Po trzecie w konstrukcji koncepcji kuratorskiej wiele miejsca zajmują przemyślenia skoncentrowane wokół procesu tłumaczenia – przekładu językowego. Powołując się na poetę i krytyka literackiego Édouarda Glissanta, Birnbaum mówi, że proces tłumaczenia nie zubaża materiału wyjściowego np. wiersza, jak mogłoby się wydawać w oparciu o tradycyjne przeświadczenia. Przeciwnie translacja wzbogaca każdy wytwór o wartości zakorzenione w nowym języku. „Każdy język, którego nie użyjemy, przyczyni się do zubożenia tekstu”. Podążając takim tokiem rozumowania, zbliżony do pełni wyraz miałby utwór przetłumaczony na każdy język i dialekt świata. Trudno empirycznie potwierdzić tę prawdę – nikt nigdy nie pozna wszystkich języków świata. Sieciowe programy komputerowe do automatycznego tłumaczenia podobnie dalekie są jeszcze od doskonałości.

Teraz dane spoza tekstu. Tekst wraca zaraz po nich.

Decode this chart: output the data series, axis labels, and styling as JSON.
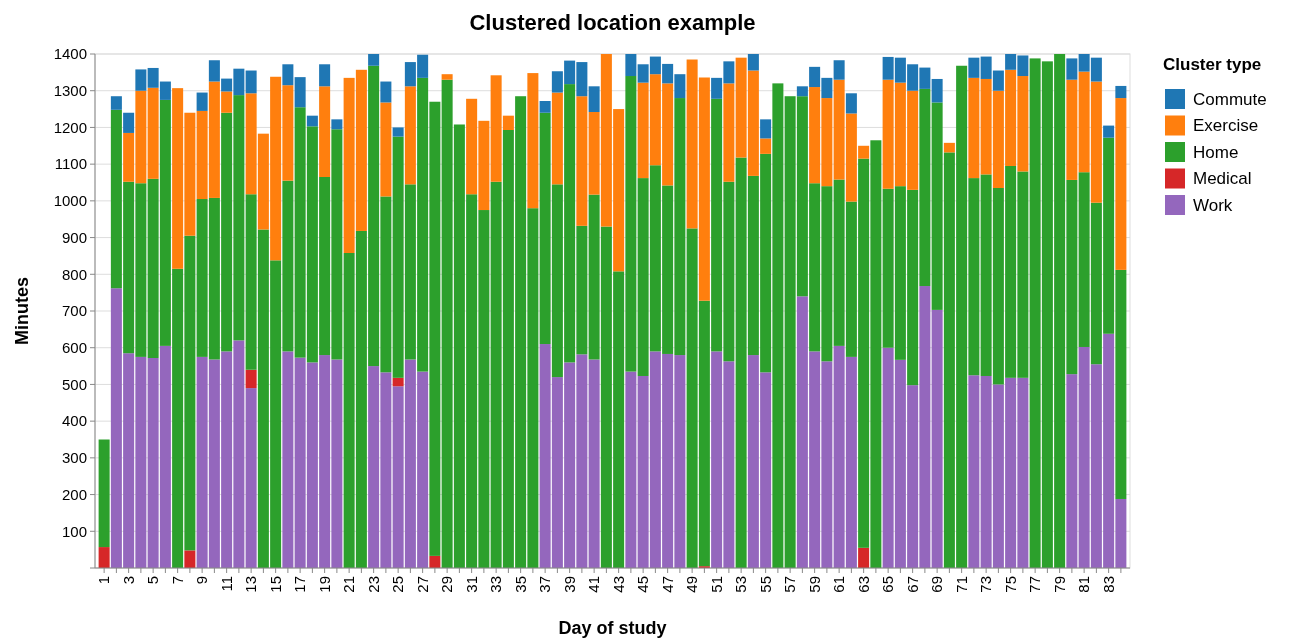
{
  "chart_data": {
    "type": "bar",
    "title": "Clustered location example",
    "xlabel": "Day of study",
    "ylabel": "Minutes",
    "legend_title": "Cluster type",
    "stacked": true,
    "grid": "y",
    "legend": "right",
    "categories": [
      "1",
      null,
      "3",
      null,
      "5",
      null,
      "7",
      null,
      "9",
      null,
      "11",
      null,
      "13",
      null,
      "15",
      null,
      "17",
      null,
      "19",
      null,
      "21",
      null,
      "23",
      null,
      "25",
      null,
      "27",
      null,
      "29",
      null,
      "31",
      null,
      "33",
      null,
      "35",
      null,
      "37",
      null,
      "39",
      null,
      "41",
      null,
      "43",
      null,
      "45",
      null,
      "47",
      null,
      "49",
      null,
      "51",
      null,
      "53",
      null,
      "55",
      null,
      "57",
      null,
      "59",
      null,
      "61",
      null,
      "63",
      null,
      "65",
      null,
      "67",
      null,
      "69",
      null,
      "71",
      null,
      "73",
      null,
      "75",
      null,
      "77",
      null,
      "79",
      null,
      "81",
      null,
      "83",
      null
    ],
    "ylim": [
      0,
      1400
    ],
    "yticks": [
      {
        "value": 0,
        "label": null
      },
      100,
      200,
      300,
      400,
      500,
      600,
      700,
      800,
      900,
      1000,
      1100,
      1200,
      1300,
      1400
    ],
    "series": [
      {
        "name": "Work",
        "color": "#9467bd",
        "values": [
          0,
          762,
          585,
          575,
          572,
          605,
          0,
          0,
          575,
          568,
          590,
          620,
          490,
          0,
          0,
          590,
          573,
          560,
          580,
          568,
          0,
          0,
          550,
          533,
          495,
          568,
          535,
          0,
          0,
          0,
          0,
          0,
          0,
          0,
          0,
          0,
          610,
          520,
          560,
          582,
          568,
          0,
          0,
          535,
          523,
          590,
          583,
          580,
          0,
          0,
          590,
          563,
          0,
          580,
          533,
          0,
          0,
          740,
          590,
          563,
          605,
          575,
          0,
          0,
          600,
          567,
          498,
          768,
          703,
          0,
          0,
          525,
          523,
          500,
          518,
          518,
          0,
          0,
          0,
          528,
          602,
          555,
          638,
          188
        ]
      },
      {
        "name": "Medical",
        "color": "#d62728",
        "values": [
          57,
          0,
          0,
          0,
          0,
          0,
          0,
          48,
          0,
          0,
          0,
          0,
          50,
          0,
          0,
          0,
          0,
          0,
          0,
          0,
          0,
          0,
          0,
          0,
          23,
          0,
          0,
          33,
          0,
          0,
          0,
          0,
          0,
          0,
          0,
          0,
          0,
          0,
          0,
          0,
          0,
          0,
          0,
          0,
          0,
          0,
          0,
          0,
          0,
          5,
          0,
          0,
          0,
          0,
          0,
          0,
          0,
          0,
          0,
          0,
          0,
          0,
          55,
          0,
          0,
          0,
          0,
          0,
          0,
          0,
          0,
          0,
          0,
          0,
          0,
          0,
          0,
          0,
          0,
          0,
          0,
          0,
          0,
          0
        ]
      },
      {
        "name": "Home",
        "color": "#2ca02c",
        "values": [
          293,
          486,
          467,
          473,
          488,
          670,
          815,
          857,
          430,
          440,
          650,
          668,
          478,
          922,
          838,
          465,
          682,
          643,
          485,
          627,
          858,
          918,
          818,
          479,
          657,
          477,
          800,
          1237,
          1330,
          1208,
          1018,
          975,
          1052,
          1193,
          1285,
          980,
          630,
          525,
          758,
          350,
          449,
          930,
          808,
          805,
          539,
          507,
          459,
          700,
          925,
          723,
          688,
          489,
          1118,
          488,
          595,
          1320,
          1285,
          545,
          458,
          477,
          453,
          423,
          1060,
          1165,
          433,
          473,
          532,
          537,
          565,
          1132,
          1368,
          537,
          549,
          535,
          577,
          562,
          1388,
          1380,
          1400,
          529,
          476,
          440,
          534,
          624
        ]
      },
      {
        "name": "Exercise",
        "color": "#ff7f0e",
        "values": [
          0,
          0,
          133,
          252,
          248,
          0,
          492,
          335,
          240,
          317,
          58,
          0,
          275,
          261,
          500,
          260,
          0,
          0,
          247,
          0,
          477,
          439,
          0,
          256,
          0,
          267,
          0,
          0,
          15,
          0,
          260,
          243,
          290,
          39,
          0,
          368,
          0,
          250,
          0,
          353,
          225,
          470,
          442,
          0,
          260,
          248,
          278,
          0,
          460,
          608,
          0,
          268,
          272,
          287,
          42,
          0,
          0,
          0,
          262,
          240,
          272,
          240,
          35,
          0,
          297,
          282,
          270,
          0,
          0,
          26,
          0,
          273,
          260,
          265,
          262,
          260,
          0,
          0,
          0,
          273,
          274,
          330,
          0,
          468
        ]
      },
      {
        "name": "Commute",
        "color": "#1f77b4",
        "values": [
          0,
          37,
          55,
          58,
          54,
          50,
          0,
          0,
          50,
          58,
          35,
          72,
          62,
          0,
          0,
          57,
          82,
          29,
          60,
          27,
          0,
          0,
          32,
          57,
          25,
          66,
          63,
          0,
          0,
          0,
          0,
          0,
          0,
          0,
          0,
          0,
          32,
          58,
          64,
          93,
          70,
          0,
          0,
          60,
          50,
          48,
          53,
          65,
          0,
          0,
          57,
          60,
          0,
          45,
          52,
          0,
          0,
          27,
          55,
          55,
          53,
          55,
          0,
          0,
          62,
          68,
          72,
          58,
          64,
          0,
          0,
          55,
          61,
          55,
          43,
          56,
          0,
          0,
          0,
          58,
          48,
          65,
          33,
          33
        ]
      }
    ]
  }
}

Znacznie łatwiej jest przetłumaczyć tytuł wystawy na kilkadziesiąt najważniejszych języków, które wydrukowano na okładkach katalogu3.
Po czwarte proces opisanej transpozycji językowej i związany z nią konflikt między nabyciem nowych wartości a utratą dawnych, nie mógłby zaistnieć gdyby nie czynniki umożliwiające ogólnoświatową wymianę i dążenie do konfrontacji kulturowej. Współcześnie nie ma dużej wystawy światowej sztuki bez widma dyskursu globalizacji. Istnieje jakieś podświadome przeświadczenie, że najciekawsze „światy” powstają w chwili partycypacji w dziele sztuki innych kręgów kulturowych. „Błędne odczytania też są twórcze – podkreśla kurator, na nie też jest miejsce w wystawie”.
Po piąte uwikłanie sztuki w kontekst silnych tożsamości narodowych oraz globalnych tendencji ujednolicania kultury, powoduje, że sztuka silnie kojarzona z jednym konkretnym kręgiem wzmacnia tożsamość narodową, ale inaczej niż zabiegi polityków4.
1 comment
Najważniejszym wydaje się być chyba sama konkluzja trafiająca w sedno: “Choćby jak bardzo karkołomna była to rozmowa, warto ją podtrzymywać…” I chyba też tak oceniam tą mocno zróżnicowaną – po różnymi względami – prezentację tegorocznego biennale.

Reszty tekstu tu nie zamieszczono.